Prends l’oseille et tire-toi

Publié le 7 mars 2006 Lecture : 2 minutes.

Le 27 février, l’administration Bush a accepté de verser 300 000 dollars à l’Égyptien Ehab Elmaghraby pour le dédommager de la longue (onze mois) détention qui lui a été infligée dans une prison de Brooklyn (New York). Sans autre motif que sa nationalité, sa religion et de vagues soupçons d’activités terroristes.
La décision est sans précédent, les responsables américains étant accoutumés à justifier les pires violations des droits des prisonniers par les nécessités de la guerre contre le terrorisme. Le 24 février, le Pentagone avait néanmoins annoncé son intention de révéler l’identité de 317 des 490 prisonniers de Guantánamo, conformément à l’injonction d’un juge fédéral.

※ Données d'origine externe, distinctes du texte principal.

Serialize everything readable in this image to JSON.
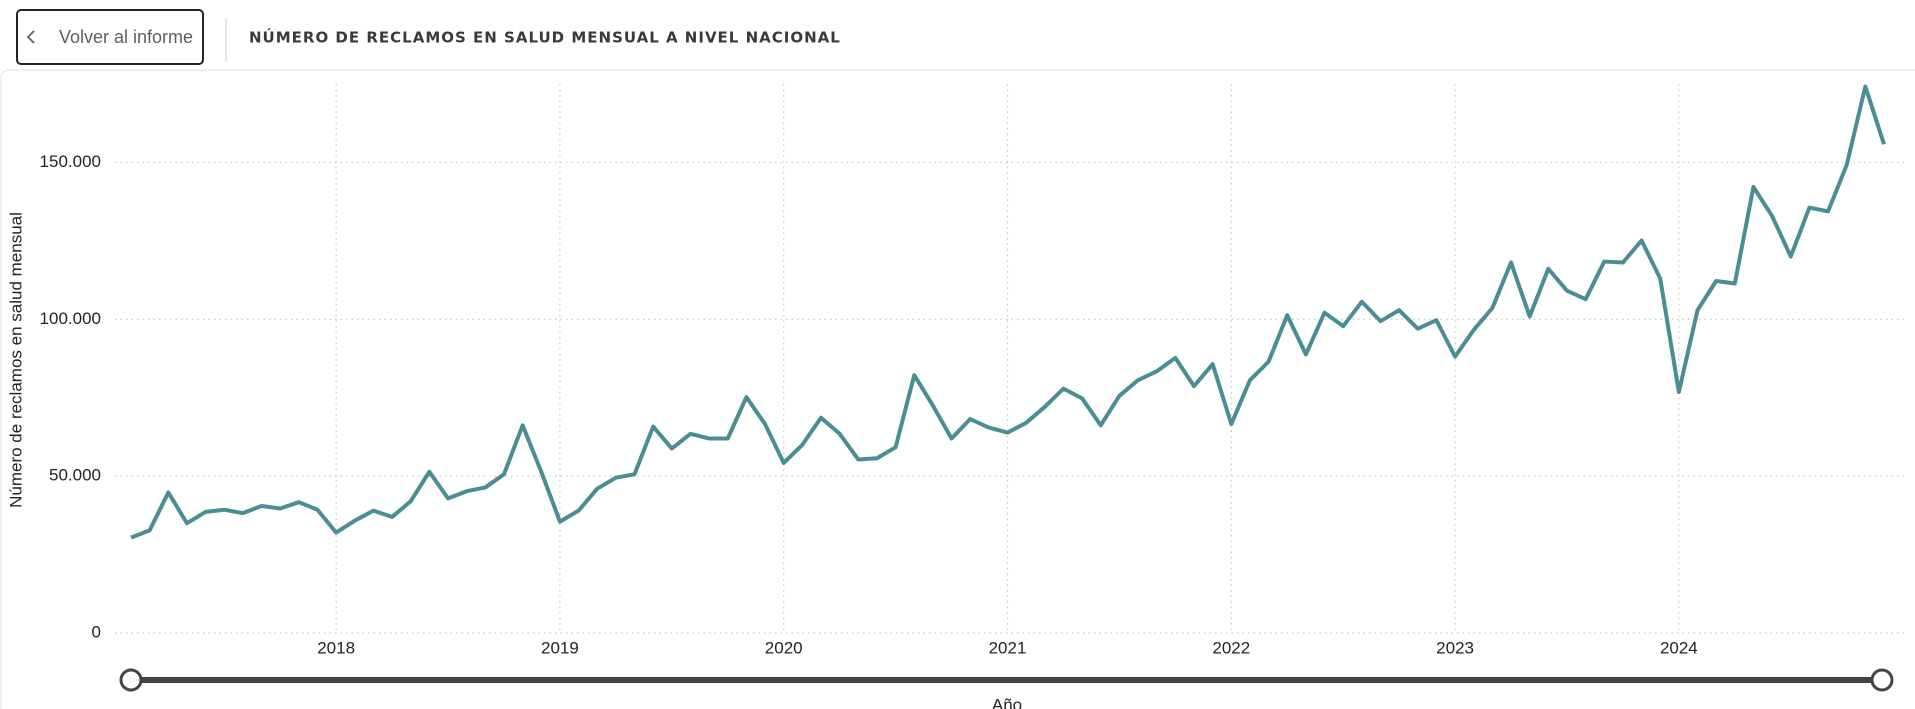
{
  "header": {
    "back_button": "Volver al informe",
    "title": "NÚMERO DE RECLAMOS EN SALUD MENSUAL A NIVEL NACIONAL"
  },
  "chart_data": {
    "type": "line",
    "x_label": "Año",
    "y_label": "Número de reclamos en salud mensual",
    "color": "#4a8e93",
    "grid": true,
    "categories": [
      null,
      null,
      null,
      null,
      null,
      null,
      null,
      null,
      null,
      null,
      null,
      "2018",
      null,
      null,
      null,
      null,
      null,
      null,
      null,
      null,
      null,
      null,
      null,
      "2019",
      null,
      null,
      null,
      null,
      null,
      null,
      null,
      null,
      null,
      null,
      null,
      "2020",
      null,
      null,
      null,
      null,
      null,
      null,
      null,
      null,
      null,
      null,
      null,
      "2021",
      null,
      null,
      null,
      null,
      null,
      null,
      null,
      null,
      null,
      null,
      null,
      "2022",
      null,
      null,
      null,
      null,
      null,
      null,
      null,
      null,
      null,
      null,
      null,
      "2023",
      null,
      null,
      null,
      null,
      null,
      null,
      null,
      null,
      null,
      null,
      null,
      "2024",
      null,
      null,
      null,
      null,
      null,
      null,
      null,
      null,
      null,
      null,
      null
    ],
    "values": [
      30400,
      32700,
      44800,
      35000,
      38600,
      39300,
      38200,
      40500,
      39700,
      41700,
      39300,
      32000,
      35800,
      39000,
      37000,
      42000,
      51400,
      42900,
      45200,
      46400,
      50600,
      66200,
      51400,
      35500,
      39000,
      46000,
      49500,
      50600,
      65800,
      58800,
      63500,
      62000,
      62000,
      75200,
      66600,
      54200,
      60000,
      68600,
      63500,
      55300,
      55700,
      59200,
      82200,
      72500,
      62000,
      68200,
      65500,
      63900,
      67000,
      72100,
      77900,
      74800,
      66200,
      75600,
      80600,
      83400,
      87700,
      78700,
      85700,
      66600,
      80600,
      86500,
      101300,
      88800,
      102100,
      97800,
      105600,
      99400,
      102900,
      97000,
      99700,
      88100,
      96600,
      103600,
      118100,
      100900,
      116100,
      109100,
      106400,
      118400,
      118100,
      125100,
      113000,
      76800,
      102900,
      112200,
      111400,
      142200,
      132900,
      120000,
      135600,
      134400,
      149200,
      174200,
      155800
    ],
    "ylim": [
      0,
      175000
    ],
    "yticks": [
      0,
      {
        "value": 50000,
        "label": "50.000"
      },
      {
        "value": 100000,
        "label": "100.000"
      },
      {
        "value": 150000,
        "label": "150.000"
      }
    ]
  }
}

Musulman marié à une Américaine, Elmaghraby réside et travaille à New York (il tient un restaurant à Manhattan). Le 30 septembre 2001, Big Apple est en pleine crise de paranoïa aiguë. Toute personne ressemblant de près ou de loin à un Arabe est immédiatement suspecte. L’immigré égyptien est donc interpellé et, dès le lendemain, incarcéré. Les enquêteurs ont découvert que le propriétaire de son logement, musulman lui aussi, aurait pris des cours de pilotage ! « Mon client a été maintenu en isolement, 24 heures sur 24, dans le noir, sans matelas et avec interdiction de téléphoner à son avocat », raconte ?Me Hae Young Yoon, l’un de ses défenseurs. Aussitôt après le 11 septembre 2001, une centaine de personnes soupçonnées de terrorisme ont été incarcérées à Brooklyn dans des conditions identiques. Libéré le 22 août 2002, Elmaghraby est expulsé vers l’Égypte un an plus tard. Sans autre forme de procès. Selon sa défense, il est aujourd’hui dans l’incapacité de travailler en raison de problèmes médicaux directement liés à son séjour derrière les barreaux. Il a donc porté plainte pour détention illégale contre John Ashcroft, l’ancien ministre de la Justice, et Robert Mueller, le directeur du FBI.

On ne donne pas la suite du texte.